There was a further death reported of a man who had been hospitalised suffering from frostbite. The remainder of August had reasonably mild weather. There was one body discovered in September near Pyramid Rock on the Old Man Range when the snow had begun to melt. Two further bodies were found on the Old Man Range in early October, Joseph Thompson who was thought to have died in September and a man called Landregan who was thought to have died in the August blizzards. Nicholas Cordts' body was found at the end of October in Potters Gulley and John Stewart's at the beginning of November in Pomahawka Creek. Both had died during the August blizzards.

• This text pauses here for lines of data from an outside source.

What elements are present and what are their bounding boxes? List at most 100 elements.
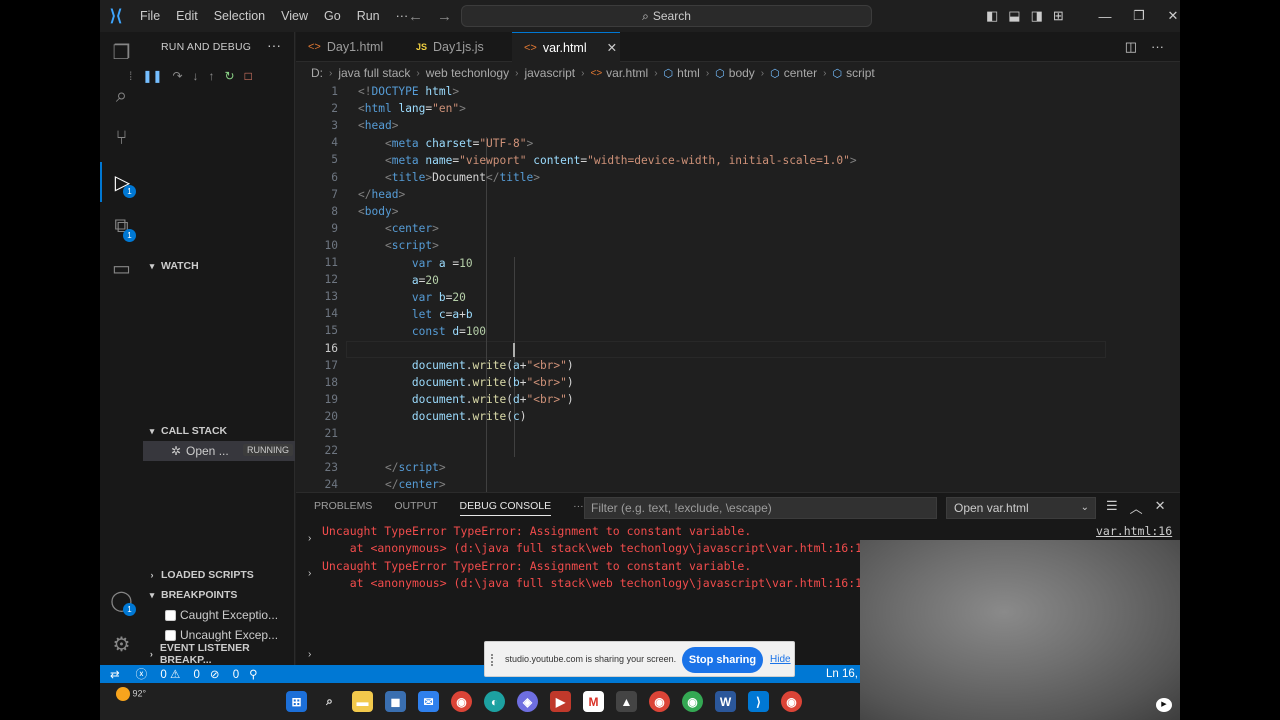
menu-file[interactable]: File: [132, 0, 168, 32]
accounts-icon[interactable]: ◯ 1: [100, 580, 143, 620]
menu-go[interactable]: Go: [316, 0, 349, 32]
menu-run[interactable]: Run: [349, 0, 388, 32]
toggle-primary-sidebar-icon[interactable]: ◧: [986, 8, 998, 24]
step-over-icon[interactable]: ↷: [172, 69, 182, 83]
sidebar-more-button[interactable]: ···: [267, 37, 281, 53]
chevron-right-icon[interactable]: ›: [308, 533, 311, 544]
file-explorer-icon[interactable]: ▬: [352, 691, 373, 712]
close-tab-icon[interactable]: ✕: [607, 40, 617, 55]
tab-output[interactable]: OUTPUT: [394, 500, 437, 516]
breakpoints-section-header[interactable]: ▾ BREAKPOINTS: [143, 585, 295, 605]
stop-sharing-button[interactable]: Stop sharing: [682, 647, 763, 673]
breadcrumb-symbol[interactable]: body: [729, 66, 755, 80]
explorer-icon[interactable]: ❐: [100, 32, 143, 72]
restore-icon[interactable]: ❐: [1122, 8, 1156, 24]
settings-gear-icon[interactable]: ⚙: [100, 624, 143, 664]
vscode-taskbar-icon[interactable]: ⟩: [748, 691, 769, 712]
forward-arrow-icon[interactable]: →: [437, 8, 452, 25]
chrome-icon[interactable]: ◉: [649, 691, 670, 712]
customize-layout-icon[interactable]: ⊞: [1053, 8, 1064, 24]
minimize-icon[interactable]: —: [1088, 9, 1122, 24]
breadcrumb-folder[interactable]: javascript: [524, 66, 575, 80]
debug-console-filter[interactable]: Filter (e.g. text, !exclude, \escape): [584, 497, 937, 519]
word-icon[interactable]: W: [715, 691, 736, 712]
checkbox[interactable]: [165, 629, 176, 641]
chevron-right-icon[interactable]: ›: [308, 568, 311, 579]
drag-handle-icon[interactable]: [491, 654, 497, 666]
code-editor[interactable]: 1 2 3 4 5 6 7 8 9 10 11 12 13 14 15 16 17 18 19 20 21 22 23 24 …: [296, 84, 1180, 492]
stop-icon[interactable]: □: [245, 69, 252, 83]
debug-status-icon[interactable]: ⚲: [249, 667, 257, 681]
chrome-profile-icon[interactable]: ◉: [682, 691, 703, 712]
remote-icon[interactable]: ⇄: [110, 667, 120, 681]
step-out-icon[interactable]: ↑: [209, 69, 215, 83]
toggle-panel-icon[interactable]: ⬓: [1008, 8, 1020, 24]
media-icon[interactable]: ▶: [550, 691, 571, 712]
checkbox[interactable]: [165, 609, 176, 621]
edge-icon[interactable]: ◐: [484, 691, 505, 712]
menu-edit[interactable]: Edit: [168, 0, 206, 32]
event-listener-section-header[interactable]: › EVENT LISTENER BREAKP...: [143, 642, 295, 666]
line-number: 6: [331, 170, 338, 184]
watch-section-header[interactable]: ▾ WATCH: [143, 256, 295, 276]
menu-view[interactable]: View: [273, 0, 316, 32]
tab-day1-html[interactable]: <> Day1.html: [296, 32, 404, 62]
line-number: 15: [324, 324, 338, 338]
remote-explorer-icon[interactable]: ▭: [100, 248, 143, 288]
close-panel-icon[interactable]: ✕: [1155, 498, 1166, 517]
editor-more-icon[interactable]: ···: [1151, 39, 1164, 55]
breadcrumb-folder[interactable]: java full stack: [338, 66, 410, 80]
call-stack-section-header[interactable]: ▾ CALL STACK: [143, 421, 295, 441]
menu-selection[interactable]: Selection: [206, 0, 273, 32]
gmail-icon[interactable]: M: [583, 691, 604, 712]
breadcrumb-symbol[interactable]: center: [784, 66, 817, 80]
search-activity-icon[interactable]: ⌕: [100, 76, 143, 116]
problems-status[interactable]: ⓧ 0 ⚠ 0: [136, 666, 200, 682]
debug-session-select[interactable]: Open var.html ⌄: [946, 497, 1096, 519]
breadcrumb-file[interactable]: var.html: [606, 66, 648, 80]
extensions-icon[interactable]: ⧉ 1: [100, 206, 143, 246]
close-window-icon[interactable]: ✕: [1156, 8, 1180, 24]
ports-status[interactable]: ⊘ 0: [210, 667, 239, 681]
tab-problems[interactable]: PROBLEMS: [314, 500, 372, 516]
maximize-panel-icon[interactable]: ︿: [1130, 498, 1143, 517]
app-icon[interactable]: ▲: [616, 691, 637, 712]
loaded-scripts-section-header[interactable]: › LOADED SCRIPTS: [143, 565, 295, 585]
run-debug-icon[interactable]: ▷ 1: [100, 162, 143, 202]
code-line: const d=100: [411, 325, 487, 338]
hide-link[interactable]: Hide: [770, 654, 791, 665]
tab-var-html[interactable]: <> var.html ✕: [512, 32, 620, 62]
copilot-icon[interactable]: ◈: [517, 691, 538, 712]
chrome-icon[interactable]: ◉: [781, 691, 802, 712]
breadcrumb-symbol[interactable]: script: [846, 66, 875, 80]
tab-day1js-js[interactable]: JS Day1js.js: [404, 32, 512, 62]
breadcrumb-symbol[interactable]: html: [677, 66, 700, 80]
start-icon[interactable]: ⊞: [286, 691, 307, 712]
step-into-icon[interactable]: ↓: [193, 69, 199, 83]
source-control-icon[interactable]: ⑂: [100, 118, 143, 158]
tab-debug-console[interactable]: DEBUG CONSOLE: [459, 500, 552, 516]
split-editor-icon[interactable]: ◫: [1125, 39, 1137, 55]
vscode-logo-icon: ⟩⟨: [109, 8, 123, 25]
panel-more-button[interactable]: ···: [573, 500, 584, 516]
drag-handle-icon[interactable]: ⁞: [129, 69, 132, 83]
source-link[interactable]: var.html:16: [1096, 524, 1172, 538]
weather-widget[interactable]: 92°: [116, 687, 146, 701]
back-arrow-icon[interactable]: ←: [408, 8, 423, 25]
mail-icon[interactable]: ✉: [418, 691, 439, 712]
search-taskbar-icon[interactable]: ⌕: [319, 691, 340, 712]
code-line: <!DOCTYPE html>: [358, 85, 460, 98]
pause-icon[interactable]: ❚❚: [142, 69, 162, 83]
breadcrumb-drive[interactable]: D:: [311, 66, 323, 80]
call-stack-item[interactable]: ✲ Open ... RUNNING: [143, 441, 295, 461]
breakpoint-uncaught-exceptions[interactable]: Uncaught Excep...: [165, 628, 278, 642]
console-input-chevron-icon[interactable]: ›: [308, 649, 311, 660]
store-icon[interactable]: ◼: [385, 691, 406, 712]
restart-icon[interactable]: ↻: [225, 69, 235, 83]
breadcrumb-folder[interactable]: web techonlogy: [426, 66, 509, 80]
breakpoint-caught-exceptions[interactable]: Caught Exceptio...: [165, 608, 278, 622]
chrome-icon[interactable]: ◉: [451, 691, 472, 712]
clear-console-icon[interactable]: ☰: [1106, 498, 1118, 517]
toggle-secondary-sidebar-icon[interactable]: ◨: [1031, 8, 1043, 24]
command-center-search[interactable]: ⌕ Search: [461, 5, 872, 27]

A skeleton was found in January 1864 near the Timber Gully to Teviot track and the person's cause of death was attributed to being most likely the August blizzard.

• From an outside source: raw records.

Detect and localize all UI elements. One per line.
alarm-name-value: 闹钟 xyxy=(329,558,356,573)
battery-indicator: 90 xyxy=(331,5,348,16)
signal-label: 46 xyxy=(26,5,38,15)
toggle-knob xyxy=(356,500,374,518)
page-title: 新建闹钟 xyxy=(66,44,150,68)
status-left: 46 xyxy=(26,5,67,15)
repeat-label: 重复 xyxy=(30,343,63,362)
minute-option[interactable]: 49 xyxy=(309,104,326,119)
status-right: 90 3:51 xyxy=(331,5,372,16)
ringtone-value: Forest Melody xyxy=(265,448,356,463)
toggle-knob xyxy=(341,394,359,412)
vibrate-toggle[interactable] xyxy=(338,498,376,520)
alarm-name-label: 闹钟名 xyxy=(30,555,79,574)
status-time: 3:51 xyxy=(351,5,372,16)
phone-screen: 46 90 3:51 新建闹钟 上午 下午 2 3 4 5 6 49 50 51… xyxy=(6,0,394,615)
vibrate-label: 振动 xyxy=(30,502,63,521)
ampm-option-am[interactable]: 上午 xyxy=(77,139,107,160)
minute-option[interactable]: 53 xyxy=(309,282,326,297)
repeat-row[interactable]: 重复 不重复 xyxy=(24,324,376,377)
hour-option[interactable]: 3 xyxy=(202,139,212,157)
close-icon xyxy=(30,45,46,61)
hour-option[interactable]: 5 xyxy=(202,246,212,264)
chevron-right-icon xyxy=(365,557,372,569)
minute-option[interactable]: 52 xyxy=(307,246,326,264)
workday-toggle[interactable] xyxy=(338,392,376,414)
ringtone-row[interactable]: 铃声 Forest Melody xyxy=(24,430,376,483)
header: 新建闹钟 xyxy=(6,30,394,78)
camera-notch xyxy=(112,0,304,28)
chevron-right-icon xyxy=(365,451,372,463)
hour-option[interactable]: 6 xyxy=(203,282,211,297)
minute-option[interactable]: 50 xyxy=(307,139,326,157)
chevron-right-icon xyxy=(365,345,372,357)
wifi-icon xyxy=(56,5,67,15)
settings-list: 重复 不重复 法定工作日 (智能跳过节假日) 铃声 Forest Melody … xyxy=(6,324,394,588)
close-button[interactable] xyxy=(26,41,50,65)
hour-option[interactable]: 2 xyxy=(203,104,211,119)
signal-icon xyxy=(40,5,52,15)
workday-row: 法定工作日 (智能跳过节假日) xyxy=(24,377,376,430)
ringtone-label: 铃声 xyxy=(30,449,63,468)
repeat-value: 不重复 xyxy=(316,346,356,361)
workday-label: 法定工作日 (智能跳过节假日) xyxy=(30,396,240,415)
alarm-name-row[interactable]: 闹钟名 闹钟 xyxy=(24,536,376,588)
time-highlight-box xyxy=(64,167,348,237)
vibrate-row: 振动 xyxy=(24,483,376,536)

==Later fatalities in 1863==
The weather through September was a mix of fine spells, rain, and occasional snow. On 23 September, a police party was caught in a heavy snow storm in the Kakanui Range near Naseby. Sergeant Garvie of Ranfurly became separated from the party and died, but the rest reached safety. In December a small party of miners got caught on the summit of the Old Man Range in a storm. Three of the five perished. A similar occurrence took place on Switzer's with one being overcome from exposure and another drowning in a party of five.

==Fatalities==

===July===
The reported fatalities from the July rains were 40 in total:

- 8 July - 1 drowning on the Shotover
- 12 July - 6 killed at Moke Creek
- 12 July - 2 killed at Skippers Gully
- 26 July - 11 killed near Moke Creek
- 26 July - 12 killed at Sandhills
- 26 July - 1 drowned at Manuherikia
- 28 July - 1 died of exposure on Crown Range
- 29 July - 5 killed on the Arrow
- 31 July - 1 killed at Moonlight River

===August===
The reported deaths from the blizzards and snows were 11 confirmed or attributed and 2 suspected. There a number of reports that greatly exaggerated the suspected death toll in the period leading up to the diggings becoming accessible again. There were possibly some deaths that were not reported or bodies that were not found, but these would have been relatively few in number.

==Memorial==
In 1928 a stone monument was erected by the Government at Gorge Creek (formerly known as Chamounix Creek) to mark the miners' deaths on the Old Man Range crossing. This location was once the centre of the mining area with stores, hotels, and grog shanties. There are graves in the area of men who died in the storms and the summit of the Old Man Range cairns mark the miners' graves and rescuers who died there.